The dataset paper reports that models perform relatively well on Plant Species Identification, Detailed Verification, and Existence / Sanity Check, while struggling more on Causal Reasoning, Counterfactual Reasoning, Detailed Verification, and Specific Disease Identification. The repeated appearance of Detailed Verification in both stronger and weaker groupings is a mild inconsistency in the paper’s own qualitative summary. The most charitable reading is that binary compositional verification is easier than open-ended reasoning on average, but disease-specific difficult cases remain.

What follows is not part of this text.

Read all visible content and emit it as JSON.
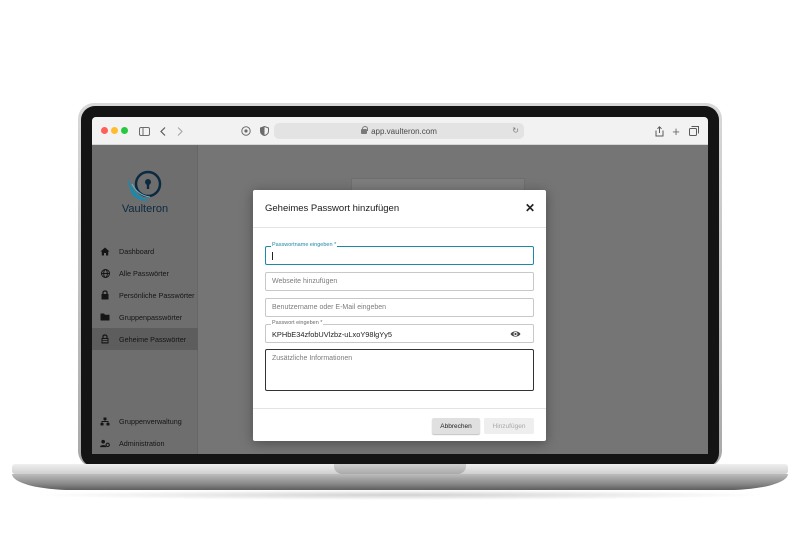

The pattern of automatic metrics is also informative. CLIP and LXMERT obtain ROUGE-1 above 0.72, but BLEU remains around 0.24 and METEOR around 0.44. This suggests substantial keyword recovery without full semantic fidelity. A plausible implication is that models often retrieve the right crop or disease terms while still underperforming on richer explanatory or paraphrastically varied answers.
6. Bias inheritance, explainability concerns, and later methodological context
Because PlantVillageVQA is fully grounded in PlantVillage, it inherits PlantVillage’s acquisition biases as well as its strengths. A short diagnostic study showed that, on PlantVillage, a random forest trained on only eight pixels sampled from the image background achieved 49.0% test accuracy over 38 classes, far above the 2.6% random-guess baseline (Noyan, 2022). The same study argued that the dominant issue is capture bias rather than semantic background context. For PlantVillageVQA, this implies that some apparently correct answers could be supported by acquisition traces rather than by visible pathology.
Explainability analysis on PlantVillage classification reinforces the same concern. An ACE-based study using InceptionV3 on PlantVillage reported that automated concept discovery recovered biologically plausible symptom concepts, but also exposed background and shadow/light artifacts as salient features. It highlighted lower-performing classes such as Apple Scab with recall 0.74, F1 0.85, and Tomato Early Blight with recall 0.59, F1 0.72, and linked some failures to background-related concepts rather than disease symptoms (Amara et al., 2024). This suggests that PlantVillageVQA evaluation is strongest when paired with explicit grounding audits rather than answer-only scoring.
PlantVillageVQA also sits within a rapidly broadening agricultural VQA landscape. Later work has proposed training-free explainable agricultural QA pipelines based on neutral symptom-rich captions and judge-based answer selection, but without evaluating on PlantVillageVQA itself (Zhang et al., 31 Dec 2025). Other work has expanded plant VQA toward multi-step, intent-driven inquiry with severity labels, safety-sensitive evaluation, and question sequences rather than single-turn QA (Sakib et al., 22 Apr 2026). Still other research has supplied expert-verified rationale supervision and confidence labels for leaf-disease diagnosis, though not as a native multi-question VQA benchmark (Mahmood et al., 9 Apr 2026). This suggests that PlantVillageVQA occupies an important transitional position: it turns a major plant-disease image corpus into a large, expert-reviewed QA benchmark, but it remains closer to controlled leaf-image reasoning than to fully interactive botanical diagnosis.
Its main limitations follow directly from its construction. It depends on PlantVillage’s controlled distribution; much of its supervision is metadata-derived; several categories were initially structurally imbalanced; and a large fraction of counterfactuals had to be deleted to preserve verifiability (Sakib et al., 23 Aug 2025). Its main contribution is therefore best understood not as solving plant visual reasoning, but as defining a standardized, expert-guided benchmark on which that broader research program can be measured.